Two issues that will be discussed this week when the National Association of Insurance Commissioners meets for its fall meeting in St. Louis are a new draft of the Viatical Settlements Model Act as well as the procedure for establishing product standards for the Interstate Insurance Product Regulation Commission.

In the latest effort to reach consensus on changes to the viatical model, North Dakota Commissioner Jim Poolman, who also chairs the NAIC’s Life & Annuities “A” Committee, released a 39-page draft of a revised model.

Key points in the model include a ban on settling a life insurance contract for 5 years after contract issuance or at any time prior to the application or issuance of the policy.

The draft leaves exceptions for circumstances such as the death of the viator’s spouse or divorce of that spouse.

The model also includes disclosure requirements for viatical settlement brokers, viatical settlement providers and life insurance companies.
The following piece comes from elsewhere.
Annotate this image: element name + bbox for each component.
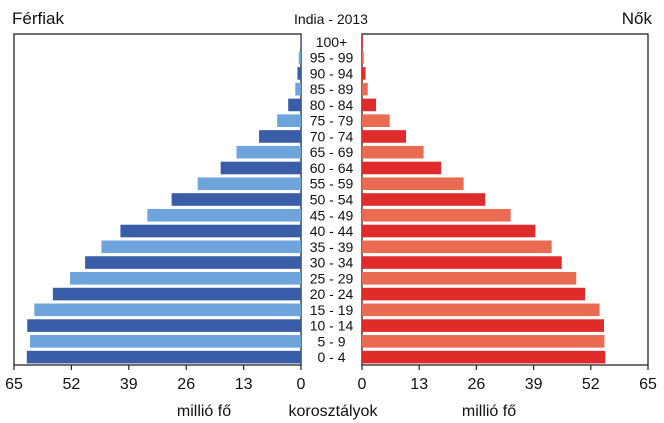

Poolman says the draft is a starting point for discussion that he hopes will move the model out of “A” committee to executive and plenary by the end of the year so that it can be ready for commissioners and state legislatures at the start of 2007.

The initial reaction of insurers and producers is support for the concept, says Michael Lovendusky, associate general counsel with the American Council of Life Insurers, Washington. Lovendusky says industry support includes the Association for Advanced Life Underwriting and the National Association of Insurance and Financial Advisors, both in Falls Church, Va.; and the National Association of Independent Life Brokerage Agencies, Fairfax, Va.

Lovendusky notes that the draft helps prevent inappropriate life settlements while offering protections to a broader group of consumers including those consumers facing divorce.

“It is a step in the right direction. There are many good elements here,” says Doug Head, executive director of the Life Insurance Settlements Association, Orlando, Fla. The one point that LISA would disagree with, says Head, is the limitation on the sale of a contract outside of the contestability period.

The 5-year moratorium on selling a contract is still “troublesome,” says Scott Cipinko, an industry interested party. However, he notes that the draft does include interesting points such as clarifying the definition of premium financing.

But Birny Birnbaum, executive director of the Center for Economic Justice, Austin, Texas, and a NAIC funded consumer representative, maintains that “it is a terrible proposal. It not only takes away fundamental consumer rights of ownership and disposition of policies,” but also does not address the issue of stranger-owned life insurance.

It will be “a nuclear bomb for the secondary market,” he adds.

One of the things that is a concern, according to Birnbaum, is that “regulators are letting insurance companies kill the secondary market without a policy debate. It reinstalls a monopoly for insurers.” Birnbaum says it is a matter of product pricing that incorporates lapse assumptions. If policies do not lapse, those assumptions create a problem for insurers, he notes.

As a point of reference, Birnbaum notes that insurers are trying to include wording in product standards for the Interstate Insurance Product Regulation Commission that would allow insurers to ask consumers whether they had ever considered a life settlement prior to purchase of a contract.

Insurance representatives have stressed that they need to ask such questions in order to properly underwrite contracts.

The issue of procedure was one raised during a discussion by the interim Management Committee of the commission.

During a conference call, the commission voted to expose one draft rule for establishing public inspection procedures and copying of information as well as product standards for flexible premium adjustable life, joint last to die survivorship flexible premium adjustable life, flexible premium variable adjustable life, joint last to die survivorship flexible premium variable adjustable life, and modified single premium adjustable life.

Birnbaum says in a Sept. 4 letter to the commission that the proposals under consideration were developed in non-public meetings and that with their release only 2 business days before a conference call, there was no real interest in public comment.

In his letter, Birnbaum also notes that the rule on public access fails to declare that filings to the commission are public information upon filing.

In a letter of resignation dated Aug. 31, Bonnie Burns, a consumer advocate and a training and policy specialist with California Health Advocates, Scotts Valley, Calif., wrote that one of the reasons for her resignation was that views of consumer advocates “have generally not been well received” by commission members. Another reason she cited was “some meetings have not been open to public participation and decisions made in those meetings are later voted on during conference calls without much discussion, or adequate time for review and comment.”

Burns proceeded to say that she has a “long record of supporting state-based regulation and opposing federal regulation when it could deprive consumers of their rights or effective regulatory oversight.” But, she continues, “based on my experience representing consumer interests before the commission, I believe the compact is failing to protect consumer interests.”

In her resignation letter Burns also noted that the time commitment needed to effectively offer consumer representation was not something that she would be able to provide. In order to offer such representation, she wrote, several full-time consumer representatives would be needed.